Теофил. Я в общем согласен с Вашими соображениями, хотя мог бы заметить на основании опыта покойного г-на Мариотта[60]60
Эдм Мариотт (1620–1684) – французский физик. Имеется в виду его сочинение «Nouvelle découverte touchant la vue».
[Закрыть] об отсутствии зрения в месте вхождения зрительного нерва, что ощущения получаются, по-видимому, скорее оболочками, чем нервами, и что у слуха и у вкуса имеется какой-то тайный ход, так как через зубы и черепную коробку можно слышать некоторые звуки, а вкусы можно до некоторой степени узнавать носом благодаря взаимной связи между органами. Но все это не меняет ничего по существу в вопросе об объяснении идей. Что же касается осязательных качеств, то можно сказать, что гладкость или шероховатость и твердость или мягкость являются лишь модификациями сопротивления или плотности.
Глава IV
О плотности
Филалет.
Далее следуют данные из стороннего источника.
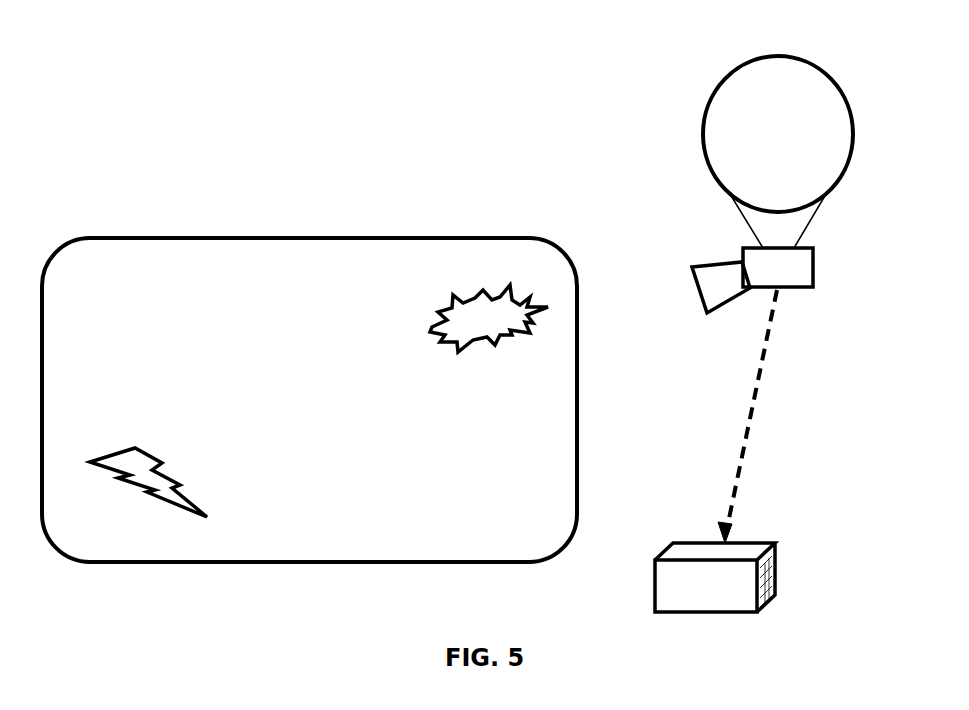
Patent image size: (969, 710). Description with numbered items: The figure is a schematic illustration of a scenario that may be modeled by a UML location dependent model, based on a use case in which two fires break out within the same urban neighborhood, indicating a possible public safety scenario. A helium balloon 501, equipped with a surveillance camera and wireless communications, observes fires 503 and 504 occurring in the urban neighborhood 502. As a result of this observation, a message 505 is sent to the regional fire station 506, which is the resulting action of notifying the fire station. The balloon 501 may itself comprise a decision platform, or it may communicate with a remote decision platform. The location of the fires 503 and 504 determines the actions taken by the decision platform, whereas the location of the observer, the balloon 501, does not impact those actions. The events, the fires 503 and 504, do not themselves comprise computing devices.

The helium balloon 501 is at (703, 134).
The urban neighborhood 502 is at (318, 222).
The fire 503 is at (432, 321).
The fire 504 is at (188, 447).
The message 505 is at (745, 430).
The regional fire station 506 is at (665, 536).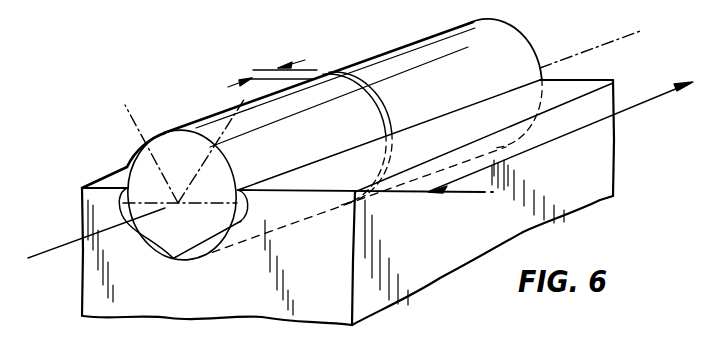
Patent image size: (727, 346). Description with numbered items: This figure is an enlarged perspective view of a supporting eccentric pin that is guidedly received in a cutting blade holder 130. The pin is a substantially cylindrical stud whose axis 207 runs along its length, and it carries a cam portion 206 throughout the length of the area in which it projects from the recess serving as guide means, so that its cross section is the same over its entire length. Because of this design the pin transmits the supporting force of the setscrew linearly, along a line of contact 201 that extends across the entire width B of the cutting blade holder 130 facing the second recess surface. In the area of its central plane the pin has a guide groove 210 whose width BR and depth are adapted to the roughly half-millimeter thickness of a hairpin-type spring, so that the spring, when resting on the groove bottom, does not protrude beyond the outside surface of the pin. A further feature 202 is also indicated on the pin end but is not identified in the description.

The cutting blade holder 130 is at (441, 278).
The line of contact 201 is at (210, 147).
The groove bottom contour 202 is at (169, 258).
The cam portion 206 is at (399, 76).
The axis of the supporting eccentric pin 207 is at (57, 247).
The guide groove 210 is at (358, 82).
The width of the cutting blade holder B is at (561, 138).
The width of the guide groove BR is at (253, 70).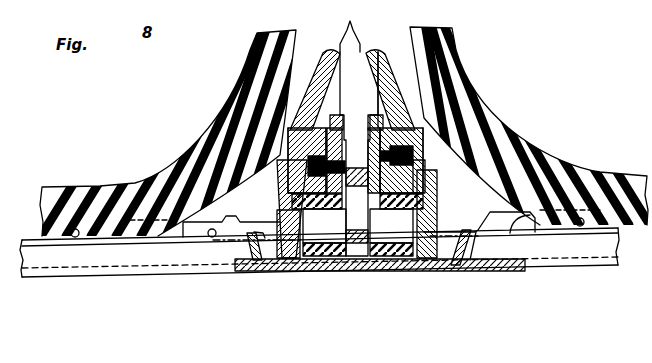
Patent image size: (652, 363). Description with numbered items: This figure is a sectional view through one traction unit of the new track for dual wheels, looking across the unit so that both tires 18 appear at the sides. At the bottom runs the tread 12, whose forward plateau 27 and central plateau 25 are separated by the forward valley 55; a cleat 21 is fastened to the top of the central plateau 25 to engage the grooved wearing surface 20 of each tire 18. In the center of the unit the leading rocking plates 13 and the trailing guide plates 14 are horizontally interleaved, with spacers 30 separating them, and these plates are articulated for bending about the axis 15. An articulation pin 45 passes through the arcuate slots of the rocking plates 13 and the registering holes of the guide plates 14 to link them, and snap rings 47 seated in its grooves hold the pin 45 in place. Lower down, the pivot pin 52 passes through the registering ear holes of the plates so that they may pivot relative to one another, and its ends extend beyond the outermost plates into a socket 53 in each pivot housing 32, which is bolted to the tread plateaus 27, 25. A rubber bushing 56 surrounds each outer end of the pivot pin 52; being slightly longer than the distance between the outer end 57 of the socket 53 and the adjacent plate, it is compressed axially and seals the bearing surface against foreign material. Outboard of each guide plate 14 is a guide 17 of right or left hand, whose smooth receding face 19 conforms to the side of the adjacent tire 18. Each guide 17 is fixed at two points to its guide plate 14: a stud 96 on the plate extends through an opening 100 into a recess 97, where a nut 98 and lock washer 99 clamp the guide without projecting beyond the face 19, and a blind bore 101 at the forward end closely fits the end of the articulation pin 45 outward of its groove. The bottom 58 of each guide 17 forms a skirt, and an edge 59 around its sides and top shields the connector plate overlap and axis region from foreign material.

The tread 12 is at (556, 256).
The rocking plate 13 is at (365, 100).
The guide plate 14 is at (367, 72).
The axis 15 is at (397, 223).
The guide 17 is at (380, 52).
The tire 18 is at (100, 183).
The receding face 19 is at (404, 86).
The wearing surface 20 is at (83, 243).
The cleat 21 is at (185, 219).
The central plateau 25 is at (256, 232).
The forward plateau 27 is at (213, 270).
The spacer 30 is at (356, 123).
The pivot housing 32 is at (297, 258).
The articulation pin 45 is at (304, 150).
The snap ring 47 is at (290, 185).
The pivot pin 52 is at (427, 205).
The socket 53 is at (256, 262).
The forward valley 55 is at (470, 262).
The rubber bushing 56 is at (312, 262).
The outer end of socket 57 is at (285, 262).
The bottom of guide 58 is at (437, 226).
The edge 59 is at (351, 26).
The stud 96 is at (440, 160).
The recess 97 is at (436, 148).
The nut 98 is at (432, 136).
The lock washer 99 is at (426, 122).
The opening 100 is at (420, 110).
The blind bore 101 is at (306, 165).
Вы согласитесь, без сомнения, также с тем, что ощущение плотности вызывается сопротивлением, которое оказывает всякое тело до тех пор, пока оно не оставило своего места, потому что его занимает другое тело. Таким образом, я называю плотностью то, что мешает сближению двух движущихся навстречу друг другу тел. Если кто-нибудь предпочтет назвать это свойство непроницаемостью, то я ничего не имею против этого. Но я думаю, что термин «плотность» содержит в себе нечто более положительное. Эта идея кажется наиболее существенной для тела и наиболее тесно связанной с ним, и найти ее можно только в материи.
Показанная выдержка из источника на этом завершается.